State finance ministers reiterated their commitment to protecting interests of the people by reducing the tax burden while safeguarding their states’ revenues.
GST, which will subsume a range of existing levies, is aimed at dismantling inter-state barriers to trade in goods and services, effectively leading to the creation of a common market in India.
The bill, which has been cleared by the Lok Sabha, is due to be introduced in the current monsoon session in the Rajya Sabha, where the ruling National Democratic Alliance (NDA) lacks a majority.
There were some points of agreement between the centre and the states at Tuesday’s meeting, but a full consensus proved elusive.
Union finance minister Arun Jaitley assured states that the wordings in the constitution amendment bill will be reworded to reflect the centre’s promise to compensate them in full for any loss of revenue in the first five years after GST takes effect.
States are also on board on dropping a proposed additional 1% tax on supply of goods; this will also be a part of the bill.
States also unanimously opposed capping of tax rates in the constitution amendment bill, isolating the Congress which has insisted on this.
Consensus on dual control, however, is still pending with the states demanding that traders with revenue of less thanRs.1.5 crore should be exclusively under their control.
“The wording (for tax rate under GST) has been worked out. The incidence of tax on the common man has to be significantly reduced. At the same time, there need to be safeguards for protecting the revenue of the states,” said Amit Mitra, West Bengal finance minister, who is also the head of the empowered committee of state finance ministers.
A consensus over the revenue-neutral rate (RNR), or the tax rate at which there will be no revenue loss to the states under a GST regime, proved elusive. The states expressed concern over the wide divergence in the RNR proposed by the government panel led by Subramanian and the report commissioned by states and submitted by New Delhi-based think tank National Institute of Public Finance and Policy (NIPFP).
The standard rates proposed by the Subramanian panel are below 18%, while those proposed by NIPFP are above 26%.

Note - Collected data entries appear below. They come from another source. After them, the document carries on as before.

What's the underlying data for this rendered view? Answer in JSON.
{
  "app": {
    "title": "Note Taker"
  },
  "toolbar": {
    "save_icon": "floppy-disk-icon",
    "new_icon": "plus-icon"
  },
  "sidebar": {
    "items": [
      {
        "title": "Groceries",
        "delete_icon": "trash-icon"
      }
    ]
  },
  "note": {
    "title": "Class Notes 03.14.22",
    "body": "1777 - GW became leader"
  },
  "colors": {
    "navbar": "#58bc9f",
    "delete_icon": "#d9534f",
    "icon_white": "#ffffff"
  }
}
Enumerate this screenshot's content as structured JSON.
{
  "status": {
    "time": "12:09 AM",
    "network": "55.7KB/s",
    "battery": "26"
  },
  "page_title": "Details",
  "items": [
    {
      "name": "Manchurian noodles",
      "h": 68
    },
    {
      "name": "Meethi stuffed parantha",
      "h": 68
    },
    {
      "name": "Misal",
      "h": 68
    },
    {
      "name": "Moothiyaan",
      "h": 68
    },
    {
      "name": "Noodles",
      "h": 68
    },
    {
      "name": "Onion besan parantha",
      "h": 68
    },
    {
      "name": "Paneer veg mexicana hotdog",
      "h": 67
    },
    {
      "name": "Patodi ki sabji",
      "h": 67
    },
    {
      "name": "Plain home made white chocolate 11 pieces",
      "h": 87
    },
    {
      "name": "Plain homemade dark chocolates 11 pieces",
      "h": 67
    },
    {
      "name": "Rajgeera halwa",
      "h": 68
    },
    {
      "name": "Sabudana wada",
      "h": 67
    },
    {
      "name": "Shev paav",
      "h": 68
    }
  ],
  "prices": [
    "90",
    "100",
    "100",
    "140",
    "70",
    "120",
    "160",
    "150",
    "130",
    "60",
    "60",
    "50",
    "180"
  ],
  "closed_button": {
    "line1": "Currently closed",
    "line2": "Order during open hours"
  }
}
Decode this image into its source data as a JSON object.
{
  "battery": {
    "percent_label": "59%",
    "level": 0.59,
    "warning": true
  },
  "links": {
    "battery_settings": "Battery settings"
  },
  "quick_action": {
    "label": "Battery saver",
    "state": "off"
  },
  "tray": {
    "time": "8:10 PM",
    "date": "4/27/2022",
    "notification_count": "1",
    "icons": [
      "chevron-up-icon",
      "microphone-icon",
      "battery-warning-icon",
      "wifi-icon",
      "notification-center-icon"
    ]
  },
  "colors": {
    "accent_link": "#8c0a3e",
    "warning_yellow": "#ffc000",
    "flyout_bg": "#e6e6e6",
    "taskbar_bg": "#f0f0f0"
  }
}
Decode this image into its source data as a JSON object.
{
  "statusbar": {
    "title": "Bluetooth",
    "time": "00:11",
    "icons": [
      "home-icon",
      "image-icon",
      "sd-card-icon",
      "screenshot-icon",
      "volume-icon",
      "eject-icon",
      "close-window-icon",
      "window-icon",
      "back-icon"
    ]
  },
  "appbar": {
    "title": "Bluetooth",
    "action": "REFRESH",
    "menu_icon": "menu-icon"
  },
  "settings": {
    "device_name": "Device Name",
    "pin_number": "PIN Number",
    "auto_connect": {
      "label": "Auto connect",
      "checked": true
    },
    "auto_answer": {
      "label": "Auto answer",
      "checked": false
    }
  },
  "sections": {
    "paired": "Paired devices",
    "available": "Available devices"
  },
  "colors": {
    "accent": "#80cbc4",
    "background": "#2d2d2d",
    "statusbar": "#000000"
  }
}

“All states were of the view that the tax rates put forward by the chief economic adviser are not acceptable. There was no consensus on what should be the rate. It can be 18% or above that. That was the consensus,” said Kerala finance minister Thomas Isaac, adding that the states prefer to keep rates on items of mass consumption low. “We know that the effective rate on consumer products today is about 30%. It will be considerably brought down. At what level, we will decide later,” he said.
“The general consensus has been to drop this concept of RNR rate. We will ensure a rate and structure which will reduce the effective tax burden on the common man and also that this rate and structure will protect the existing revenues of the Union and the states,” he added.
The tax rates under GST will be decided by the GST council, comprising the Union finance minister and state finance ministers, which will be formed once the constitution amendment bill is passed by the Rajya Sabha.
The states also reiterated their rigid stance on dual control of small traders, keen to protect themselves against a potential backlash from these traders who form a majority of the taxpayer base.
“Small traders with revenue of upto Rs.1.5 crore should not suffer from dual control of state and centre. States have been administering them and will continue to administer them. It was an absolute consensus among state finance ministers and has been conveyed to the Union finance minister. It has to be resolved for GST to happen,” said Mitra. “Traders with revenue of above Rs.1.5 crore can be administered by both the centre and the states,” he said, effectively dismissing the centre’s proposal of evolving a mechanism where both the states and the centre could administer small traders.
Bipin Sapra, tax partner at EY, said the entire goods and services industry is looking for single control.
“The small-scale industry does not have the wherewithal to handle two level of scrutiny. So a single control for traders having a revenue below Rs.1.5 crore is welcome,” he said, adding that a low tax rate is crucial for GST’s success.